A and B. Representative images of CHRM1 immunofluorescence in pancreatic sections from KC (A) and KCM (B) mice at 20 weeks (CHRM1; green, DAPI; white). C. Relative quantification of mRNA expression of Chrm1–5 in KC compared to KCM mice at 20 weeks (n = 3, each group). D and E. Representative images of H&E stained pancreatic sections from KC mice at 20 weeks showing low-grade PanIN lesions in low (D) and high (E) power magnification. F and G. Representative images of H&E stained pancreatic sections from KCM mice at 20 weeks showing high-grade PanIN lesions/PDAC in low (F) and high (G) power magnification. H. Quantification of PanIN area in pancreatic sections from KC and KCM mice at 20 weeks (n = 5, each group) I. Percentage of KC and KCM mice with PDAC development at 20 weeks (n = 10, each group). J-M. Representative images of pancreatic IHC for CD44 (J), p-EGFR (K), p-PI3K (L), and p-ERK1/2 (M) in KC and KCM mice at 20 weeks. N. Bar graph shows quantification of CD44, p-EGFR, p-PI3K, and p-ERK staining in pancreata from KC and KCM mice at 20 weeks (n = 3, each group). O. Kaplan-Meier curve comparing overall survival of KPC (n = 19) and KPCM mice (n = 13). Scale bars, 100 μm, Means ± SD. *p < 0.05; **p < 0.01, ***p < 0.001.

Figure 6.. Parasympathetic Signaling Influences Survival in a Model of Hepatic Metastasis.

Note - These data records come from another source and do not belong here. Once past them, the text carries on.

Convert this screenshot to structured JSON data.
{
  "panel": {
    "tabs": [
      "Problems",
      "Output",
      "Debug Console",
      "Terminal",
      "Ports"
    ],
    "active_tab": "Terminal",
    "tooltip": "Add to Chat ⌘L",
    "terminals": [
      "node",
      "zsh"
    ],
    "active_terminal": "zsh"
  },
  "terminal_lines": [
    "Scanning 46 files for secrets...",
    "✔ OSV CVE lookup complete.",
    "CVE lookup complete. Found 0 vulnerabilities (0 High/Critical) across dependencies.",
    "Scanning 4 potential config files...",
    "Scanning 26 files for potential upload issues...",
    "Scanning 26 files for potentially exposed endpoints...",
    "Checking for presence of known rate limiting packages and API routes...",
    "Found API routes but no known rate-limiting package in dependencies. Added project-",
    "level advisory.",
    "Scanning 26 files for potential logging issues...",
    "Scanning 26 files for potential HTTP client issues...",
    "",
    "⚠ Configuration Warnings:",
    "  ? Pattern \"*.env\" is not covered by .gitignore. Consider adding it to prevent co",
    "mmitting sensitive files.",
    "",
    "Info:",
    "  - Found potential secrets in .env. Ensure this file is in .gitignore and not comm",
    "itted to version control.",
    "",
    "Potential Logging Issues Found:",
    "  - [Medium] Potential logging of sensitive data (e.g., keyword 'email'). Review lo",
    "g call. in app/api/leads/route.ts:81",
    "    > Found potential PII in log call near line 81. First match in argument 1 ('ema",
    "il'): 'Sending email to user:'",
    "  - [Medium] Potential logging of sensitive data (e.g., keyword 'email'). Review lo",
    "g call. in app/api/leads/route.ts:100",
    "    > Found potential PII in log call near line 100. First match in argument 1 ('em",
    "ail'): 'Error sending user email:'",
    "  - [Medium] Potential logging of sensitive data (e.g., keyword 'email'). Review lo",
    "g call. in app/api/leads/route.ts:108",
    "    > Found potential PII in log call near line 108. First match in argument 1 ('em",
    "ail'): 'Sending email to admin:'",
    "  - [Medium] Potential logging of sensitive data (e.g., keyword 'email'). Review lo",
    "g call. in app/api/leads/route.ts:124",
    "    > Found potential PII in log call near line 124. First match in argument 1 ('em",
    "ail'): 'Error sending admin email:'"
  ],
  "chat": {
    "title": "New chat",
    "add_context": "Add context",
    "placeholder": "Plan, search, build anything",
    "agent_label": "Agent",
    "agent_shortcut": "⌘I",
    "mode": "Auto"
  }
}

A. Experimental setup for the studies depicted in A-J. Wild-type C57BL/6 mice received splenic injections of 2×10⁶ GFP-labelled Panc02 cells and were then divided into 3 groups: untreated controls (n = 10), bethanechol-treated (n = 10), and selective hepatic vagotomy by transection of the hepatic branch of the vagus nerve (SHVx) (n =11). Mice were observed until they became moribund and needed to be sacrificed. B. Representative images at the time of necropsy. Mouse shows massive bloody ascites. C and D. Representative images showing cancer cells replacing the normal liver tissue as large pale nodules. E. Kaplan-Meier curve comparing overall survival after splenic injection of GFP-labeled Panc02 cells in control mice (black), mice with SHVx (red) or mice treated with bethanechol (blue). F. Tumor number at necropsy in mice that received SHVx (red) and bethanechol (blue), compared to untreated control (black). G. Tumor volume in mice that received SHVx (red) and bethanechol (blue) compared to untreated control (black). H-J. Representative images of immunofluorescent staining of liver metastases from untreated control, bethanechol-treated and SHVx mice for Ki-67 (Ki-67; red) (H), p-EGFR (p-EGFR; red) (I), and CD44 (CD44; red) (J). GFP; green, DAPI; blue, white arrowheads indicate red-positive cells). Bar Graphs show quantitative analysis of positive cells for each staining in untreated control, bethanechol-treated, and SHVx mice (n = 3, each group). Scale bars, 100 μm. Means ± SD. *p < 0.05; *** p < 0.001.